June 13, 2008 Researchers in Spain have proven that metamaterials, materials defined by their unusual man-made cellular structure, can be designed to produce an acoustic cloak -- a cloak that can make objects impervious to sound waves, literally diverting sound waves around an object.
The research builds on recent theoretical research which has sought ways to produce materials that can hide objects from sound, sight and x-rays.
Daniel Torrent and José Sánchez-Dehesa from the Wave Phenomena Group, Department of Electronics Engineering at the Polytechnic University of Valencia, cite theoretical work published early last year in NJP by researchers from Duke University in North Carolina, US, as the starting point for their more practical approach.
To realise the cloak physically, the Spanish research team calculated how metamaterials constructed with sonic crystals, solid cylinders in a periodic array that can scatter sound waves, could be used in a multilayered structure to divert sound completely around an object.
The researchers performed multiple simulations to test their theory. They investigated the optimum number of layers required to completely divert sound and how thin the materials could be made to maintain their use but also ensure that they are easy to implement.
Results were very encouraging, showing that optimum cloaking requires approximately 200 layers of the metamaterial but that there is scope for much thinner materials to be used than technology can currently produce.
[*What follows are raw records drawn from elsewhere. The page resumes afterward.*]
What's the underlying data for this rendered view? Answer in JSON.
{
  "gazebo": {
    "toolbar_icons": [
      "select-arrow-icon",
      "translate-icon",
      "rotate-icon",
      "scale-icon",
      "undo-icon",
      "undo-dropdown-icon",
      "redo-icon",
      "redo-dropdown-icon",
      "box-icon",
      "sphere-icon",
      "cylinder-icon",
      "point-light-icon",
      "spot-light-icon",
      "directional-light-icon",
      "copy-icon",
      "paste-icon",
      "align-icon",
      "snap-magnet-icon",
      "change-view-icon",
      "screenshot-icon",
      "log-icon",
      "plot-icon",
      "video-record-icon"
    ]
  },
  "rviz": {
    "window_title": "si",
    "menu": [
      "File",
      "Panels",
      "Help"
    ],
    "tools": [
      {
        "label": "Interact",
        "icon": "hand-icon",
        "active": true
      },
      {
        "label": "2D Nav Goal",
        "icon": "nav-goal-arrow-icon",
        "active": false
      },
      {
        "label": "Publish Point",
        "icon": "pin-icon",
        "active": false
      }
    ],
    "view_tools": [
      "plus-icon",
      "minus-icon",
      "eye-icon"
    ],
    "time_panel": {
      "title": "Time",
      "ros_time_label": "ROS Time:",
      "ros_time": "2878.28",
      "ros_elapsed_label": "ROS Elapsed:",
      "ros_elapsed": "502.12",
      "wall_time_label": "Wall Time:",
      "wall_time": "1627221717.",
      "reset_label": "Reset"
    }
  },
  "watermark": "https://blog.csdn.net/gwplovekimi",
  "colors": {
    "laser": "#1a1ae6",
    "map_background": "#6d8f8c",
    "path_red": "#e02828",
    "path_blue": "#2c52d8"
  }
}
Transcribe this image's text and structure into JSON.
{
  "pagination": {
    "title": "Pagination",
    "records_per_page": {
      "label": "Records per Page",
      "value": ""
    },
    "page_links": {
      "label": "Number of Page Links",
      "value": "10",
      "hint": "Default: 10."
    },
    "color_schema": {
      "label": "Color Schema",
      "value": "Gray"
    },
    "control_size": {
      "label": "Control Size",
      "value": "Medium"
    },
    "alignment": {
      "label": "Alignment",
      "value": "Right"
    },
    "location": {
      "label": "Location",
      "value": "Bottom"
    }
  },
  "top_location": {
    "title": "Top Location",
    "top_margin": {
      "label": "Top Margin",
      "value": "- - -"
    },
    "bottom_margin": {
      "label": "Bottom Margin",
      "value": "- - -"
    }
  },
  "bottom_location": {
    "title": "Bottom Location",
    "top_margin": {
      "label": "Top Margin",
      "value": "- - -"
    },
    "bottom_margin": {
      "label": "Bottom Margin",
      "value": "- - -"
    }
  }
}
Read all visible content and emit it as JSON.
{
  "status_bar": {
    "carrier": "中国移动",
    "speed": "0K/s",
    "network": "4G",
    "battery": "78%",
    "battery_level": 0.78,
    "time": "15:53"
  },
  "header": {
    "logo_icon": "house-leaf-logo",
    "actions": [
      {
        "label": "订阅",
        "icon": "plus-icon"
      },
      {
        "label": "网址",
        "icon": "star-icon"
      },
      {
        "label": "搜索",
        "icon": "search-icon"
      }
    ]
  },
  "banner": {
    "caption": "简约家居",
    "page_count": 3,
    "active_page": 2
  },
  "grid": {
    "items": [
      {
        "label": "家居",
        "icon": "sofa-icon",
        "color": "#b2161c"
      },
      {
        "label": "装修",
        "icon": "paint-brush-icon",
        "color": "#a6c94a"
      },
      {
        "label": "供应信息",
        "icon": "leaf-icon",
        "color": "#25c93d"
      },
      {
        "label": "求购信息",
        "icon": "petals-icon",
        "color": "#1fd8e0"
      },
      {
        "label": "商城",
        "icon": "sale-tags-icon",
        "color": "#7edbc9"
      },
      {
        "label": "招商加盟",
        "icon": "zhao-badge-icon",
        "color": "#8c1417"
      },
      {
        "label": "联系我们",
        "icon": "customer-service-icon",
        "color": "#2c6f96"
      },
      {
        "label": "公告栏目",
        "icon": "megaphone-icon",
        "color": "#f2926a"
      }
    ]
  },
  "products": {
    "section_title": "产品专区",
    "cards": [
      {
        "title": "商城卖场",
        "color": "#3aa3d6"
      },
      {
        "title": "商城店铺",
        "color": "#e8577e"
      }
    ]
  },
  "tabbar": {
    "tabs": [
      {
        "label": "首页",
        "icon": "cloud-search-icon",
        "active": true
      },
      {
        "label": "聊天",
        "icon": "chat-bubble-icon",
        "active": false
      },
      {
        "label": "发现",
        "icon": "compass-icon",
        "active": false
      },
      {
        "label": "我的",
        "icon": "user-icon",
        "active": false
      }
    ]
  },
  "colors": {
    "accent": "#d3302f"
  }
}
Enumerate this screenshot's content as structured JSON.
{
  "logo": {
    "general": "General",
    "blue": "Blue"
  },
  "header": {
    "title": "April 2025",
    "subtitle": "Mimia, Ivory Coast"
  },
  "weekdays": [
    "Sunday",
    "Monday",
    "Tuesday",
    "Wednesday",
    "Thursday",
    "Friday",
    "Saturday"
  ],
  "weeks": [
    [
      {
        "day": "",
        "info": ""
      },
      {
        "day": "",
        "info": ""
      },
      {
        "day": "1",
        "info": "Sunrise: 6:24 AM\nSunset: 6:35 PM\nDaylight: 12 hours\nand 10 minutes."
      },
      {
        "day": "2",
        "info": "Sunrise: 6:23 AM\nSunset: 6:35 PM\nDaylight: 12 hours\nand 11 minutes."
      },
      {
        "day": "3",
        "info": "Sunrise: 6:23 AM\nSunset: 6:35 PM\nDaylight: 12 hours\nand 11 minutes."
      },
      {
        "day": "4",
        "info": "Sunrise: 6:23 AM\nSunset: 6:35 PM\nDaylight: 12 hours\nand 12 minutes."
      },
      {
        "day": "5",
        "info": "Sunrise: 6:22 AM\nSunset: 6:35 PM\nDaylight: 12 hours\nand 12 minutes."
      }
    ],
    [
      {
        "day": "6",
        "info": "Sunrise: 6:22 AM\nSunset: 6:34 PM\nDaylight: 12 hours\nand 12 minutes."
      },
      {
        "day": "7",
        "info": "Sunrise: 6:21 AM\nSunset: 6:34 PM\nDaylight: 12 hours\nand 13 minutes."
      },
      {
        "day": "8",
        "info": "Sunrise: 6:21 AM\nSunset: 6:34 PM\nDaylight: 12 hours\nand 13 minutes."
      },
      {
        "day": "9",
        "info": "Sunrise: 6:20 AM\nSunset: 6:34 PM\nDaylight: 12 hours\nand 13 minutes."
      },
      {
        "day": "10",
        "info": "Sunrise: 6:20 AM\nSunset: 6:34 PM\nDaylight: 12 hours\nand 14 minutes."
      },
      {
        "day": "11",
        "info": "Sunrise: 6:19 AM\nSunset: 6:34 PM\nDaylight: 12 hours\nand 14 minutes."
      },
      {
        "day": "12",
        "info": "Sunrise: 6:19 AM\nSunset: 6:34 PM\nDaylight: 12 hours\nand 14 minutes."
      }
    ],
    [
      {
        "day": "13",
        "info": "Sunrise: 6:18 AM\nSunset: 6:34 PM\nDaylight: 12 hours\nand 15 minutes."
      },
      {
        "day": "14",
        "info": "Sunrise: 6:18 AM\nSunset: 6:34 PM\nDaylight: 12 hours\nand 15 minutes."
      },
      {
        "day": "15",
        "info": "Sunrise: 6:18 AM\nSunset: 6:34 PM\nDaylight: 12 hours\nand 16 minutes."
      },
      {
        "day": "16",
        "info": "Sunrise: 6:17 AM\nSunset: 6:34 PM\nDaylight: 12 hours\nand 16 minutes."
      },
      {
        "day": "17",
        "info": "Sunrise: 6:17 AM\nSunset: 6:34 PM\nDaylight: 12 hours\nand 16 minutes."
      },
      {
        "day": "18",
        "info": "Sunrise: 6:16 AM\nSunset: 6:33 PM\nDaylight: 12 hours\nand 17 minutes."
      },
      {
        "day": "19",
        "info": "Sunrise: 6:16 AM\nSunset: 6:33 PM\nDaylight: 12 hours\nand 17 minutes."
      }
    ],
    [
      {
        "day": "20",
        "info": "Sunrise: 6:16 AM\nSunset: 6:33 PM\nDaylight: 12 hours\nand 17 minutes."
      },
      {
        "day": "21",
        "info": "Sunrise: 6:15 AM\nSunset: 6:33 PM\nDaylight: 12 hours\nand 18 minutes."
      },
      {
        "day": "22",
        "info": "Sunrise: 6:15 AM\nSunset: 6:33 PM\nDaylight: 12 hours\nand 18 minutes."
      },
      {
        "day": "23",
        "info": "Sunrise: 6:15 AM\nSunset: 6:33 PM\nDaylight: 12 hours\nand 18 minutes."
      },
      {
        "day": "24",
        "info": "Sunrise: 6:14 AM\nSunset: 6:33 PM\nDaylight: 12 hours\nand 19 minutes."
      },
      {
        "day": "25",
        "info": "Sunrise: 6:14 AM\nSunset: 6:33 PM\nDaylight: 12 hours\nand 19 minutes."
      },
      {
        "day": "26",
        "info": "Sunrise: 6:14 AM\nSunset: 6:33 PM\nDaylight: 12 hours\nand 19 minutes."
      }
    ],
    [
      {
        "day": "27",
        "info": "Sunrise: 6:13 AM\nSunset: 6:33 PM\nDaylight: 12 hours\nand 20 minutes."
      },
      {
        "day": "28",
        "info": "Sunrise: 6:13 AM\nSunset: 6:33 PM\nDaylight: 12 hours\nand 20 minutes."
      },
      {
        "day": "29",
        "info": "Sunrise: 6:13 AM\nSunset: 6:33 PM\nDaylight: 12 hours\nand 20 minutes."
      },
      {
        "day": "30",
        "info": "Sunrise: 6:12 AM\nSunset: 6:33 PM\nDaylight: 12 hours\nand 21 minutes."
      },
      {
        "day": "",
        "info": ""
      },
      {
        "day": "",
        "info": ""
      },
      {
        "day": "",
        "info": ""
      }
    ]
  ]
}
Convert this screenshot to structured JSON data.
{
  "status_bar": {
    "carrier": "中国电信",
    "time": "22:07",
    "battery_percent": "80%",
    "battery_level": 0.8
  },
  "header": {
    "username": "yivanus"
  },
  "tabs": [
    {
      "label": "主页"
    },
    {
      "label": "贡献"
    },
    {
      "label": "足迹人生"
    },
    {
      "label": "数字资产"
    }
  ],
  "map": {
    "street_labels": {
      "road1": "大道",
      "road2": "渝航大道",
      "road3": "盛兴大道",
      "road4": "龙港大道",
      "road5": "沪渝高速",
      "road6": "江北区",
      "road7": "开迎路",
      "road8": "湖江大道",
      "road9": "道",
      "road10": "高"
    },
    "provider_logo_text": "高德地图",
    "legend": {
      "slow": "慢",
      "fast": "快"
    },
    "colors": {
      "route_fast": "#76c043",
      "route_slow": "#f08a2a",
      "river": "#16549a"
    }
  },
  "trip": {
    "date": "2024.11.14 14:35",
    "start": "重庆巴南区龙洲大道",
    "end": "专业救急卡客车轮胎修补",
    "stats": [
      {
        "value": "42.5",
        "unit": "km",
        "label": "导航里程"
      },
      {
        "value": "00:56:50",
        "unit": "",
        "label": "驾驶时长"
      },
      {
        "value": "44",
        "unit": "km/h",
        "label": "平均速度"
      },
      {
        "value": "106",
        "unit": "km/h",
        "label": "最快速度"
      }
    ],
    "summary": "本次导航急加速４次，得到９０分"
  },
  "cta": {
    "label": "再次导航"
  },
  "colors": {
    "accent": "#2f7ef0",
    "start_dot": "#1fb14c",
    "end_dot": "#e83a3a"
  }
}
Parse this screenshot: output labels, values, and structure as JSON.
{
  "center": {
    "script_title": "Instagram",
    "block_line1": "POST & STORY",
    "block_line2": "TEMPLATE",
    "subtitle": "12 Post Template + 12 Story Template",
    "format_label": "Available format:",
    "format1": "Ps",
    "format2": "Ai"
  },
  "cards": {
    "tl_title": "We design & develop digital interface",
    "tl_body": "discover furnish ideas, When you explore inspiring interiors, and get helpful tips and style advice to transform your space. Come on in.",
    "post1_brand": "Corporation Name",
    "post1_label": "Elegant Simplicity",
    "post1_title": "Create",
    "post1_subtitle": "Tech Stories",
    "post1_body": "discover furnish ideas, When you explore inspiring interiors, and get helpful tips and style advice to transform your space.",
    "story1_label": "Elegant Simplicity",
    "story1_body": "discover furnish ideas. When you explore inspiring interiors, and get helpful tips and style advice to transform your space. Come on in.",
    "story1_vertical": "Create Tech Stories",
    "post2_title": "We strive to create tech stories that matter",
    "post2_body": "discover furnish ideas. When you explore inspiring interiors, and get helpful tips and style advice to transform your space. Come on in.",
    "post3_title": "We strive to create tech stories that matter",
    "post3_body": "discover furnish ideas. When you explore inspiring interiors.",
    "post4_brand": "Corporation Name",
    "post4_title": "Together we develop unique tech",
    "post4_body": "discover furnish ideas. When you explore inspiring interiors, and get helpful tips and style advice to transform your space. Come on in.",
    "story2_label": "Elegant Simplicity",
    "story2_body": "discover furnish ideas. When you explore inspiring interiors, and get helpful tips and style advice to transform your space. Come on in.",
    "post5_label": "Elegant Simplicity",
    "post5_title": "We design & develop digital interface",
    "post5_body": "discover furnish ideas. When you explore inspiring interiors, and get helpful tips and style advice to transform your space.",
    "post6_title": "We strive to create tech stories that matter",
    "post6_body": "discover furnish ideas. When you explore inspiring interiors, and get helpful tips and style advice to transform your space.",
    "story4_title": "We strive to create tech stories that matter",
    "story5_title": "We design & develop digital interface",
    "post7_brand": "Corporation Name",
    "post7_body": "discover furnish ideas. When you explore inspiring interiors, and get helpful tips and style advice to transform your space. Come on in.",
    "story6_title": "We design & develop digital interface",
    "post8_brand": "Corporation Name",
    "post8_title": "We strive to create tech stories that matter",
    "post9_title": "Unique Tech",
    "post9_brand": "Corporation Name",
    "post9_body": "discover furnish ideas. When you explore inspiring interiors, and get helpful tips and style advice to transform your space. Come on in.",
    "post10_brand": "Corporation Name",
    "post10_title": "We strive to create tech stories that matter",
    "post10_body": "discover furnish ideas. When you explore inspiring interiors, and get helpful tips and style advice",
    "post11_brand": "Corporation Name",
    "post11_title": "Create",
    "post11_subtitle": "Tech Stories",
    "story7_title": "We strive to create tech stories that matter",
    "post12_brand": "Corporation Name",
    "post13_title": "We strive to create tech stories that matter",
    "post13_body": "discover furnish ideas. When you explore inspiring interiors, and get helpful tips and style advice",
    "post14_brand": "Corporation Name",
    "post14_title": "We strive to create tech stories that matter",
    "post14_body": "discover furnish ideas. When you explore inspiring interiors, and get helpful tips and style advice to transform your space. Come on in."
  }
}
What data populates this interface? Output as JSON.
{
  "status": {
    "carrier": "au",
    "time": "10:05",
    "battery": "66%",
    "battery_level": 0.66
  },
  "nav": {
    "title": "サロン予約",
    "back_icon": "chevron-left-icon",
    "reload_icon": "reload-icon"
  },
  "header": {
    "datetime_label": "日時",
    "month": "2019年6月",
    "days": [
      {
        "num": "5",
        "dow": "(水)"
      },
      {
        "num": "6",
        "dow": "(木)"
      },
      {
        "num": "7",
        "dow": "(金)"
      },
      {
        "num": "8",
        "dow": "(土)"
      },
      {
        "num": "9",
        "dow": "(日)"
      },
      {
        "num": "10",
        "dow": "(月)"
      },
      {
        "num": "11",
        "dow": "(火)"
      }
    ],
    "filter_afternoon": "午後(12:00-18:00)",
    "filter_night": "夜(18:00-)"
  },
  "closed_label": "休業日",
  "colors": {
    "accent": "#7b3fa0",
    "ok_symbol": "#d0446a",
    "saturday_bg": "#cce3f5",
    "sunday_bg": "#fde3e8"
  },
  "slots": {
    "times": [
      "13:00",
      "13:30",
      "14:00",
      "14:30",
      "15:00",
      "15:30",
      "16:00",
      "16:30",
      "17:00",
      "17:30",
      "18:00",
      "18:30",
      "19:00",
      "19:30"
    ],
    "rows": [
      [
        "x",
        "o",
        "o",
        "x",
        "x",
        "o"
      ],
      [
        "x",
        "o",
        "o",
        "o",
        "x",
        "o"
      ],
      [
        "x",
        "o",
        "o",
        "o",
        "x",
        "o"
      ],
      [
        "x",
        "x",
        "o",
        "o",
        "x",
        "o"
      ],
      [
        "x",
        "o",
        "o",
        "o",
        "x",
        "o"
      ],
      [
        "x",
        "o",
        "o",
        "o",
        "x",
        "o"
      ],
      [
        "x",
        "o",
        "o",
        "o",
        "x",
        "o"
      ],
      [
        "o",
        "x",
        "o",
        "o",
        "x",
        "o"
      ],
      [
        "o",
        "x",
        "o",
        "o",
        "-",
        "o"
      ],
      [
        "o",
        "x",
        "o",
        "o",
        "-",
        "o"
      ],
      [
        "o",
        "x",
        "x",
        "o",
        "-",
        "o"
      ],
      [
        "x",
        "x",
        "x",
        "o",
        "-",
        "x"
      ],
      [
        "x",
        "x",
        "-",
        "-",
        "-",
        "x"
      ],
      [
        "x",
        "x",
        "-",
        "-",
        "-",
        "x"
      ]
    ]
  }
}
So, put simply, watch this space.
José Sánchez-Dehesa, one of the lead researchers, writes, "We hope that this proposal will motivate future experimental work demonstrating the materials' performance."
One of the first uses of the material is likely to be warships, hoping to avoid sonar radars which pick up on the noise that ships emit, but if developments continue apace it could be used in concert halls to direct noise away from problem spots or even as a way to deal with noisy neighbours.
Journal reference: Acoustic cloaking in two dimensions: a feasible approach.13 June, 2008 New Journal of Physics (NJP).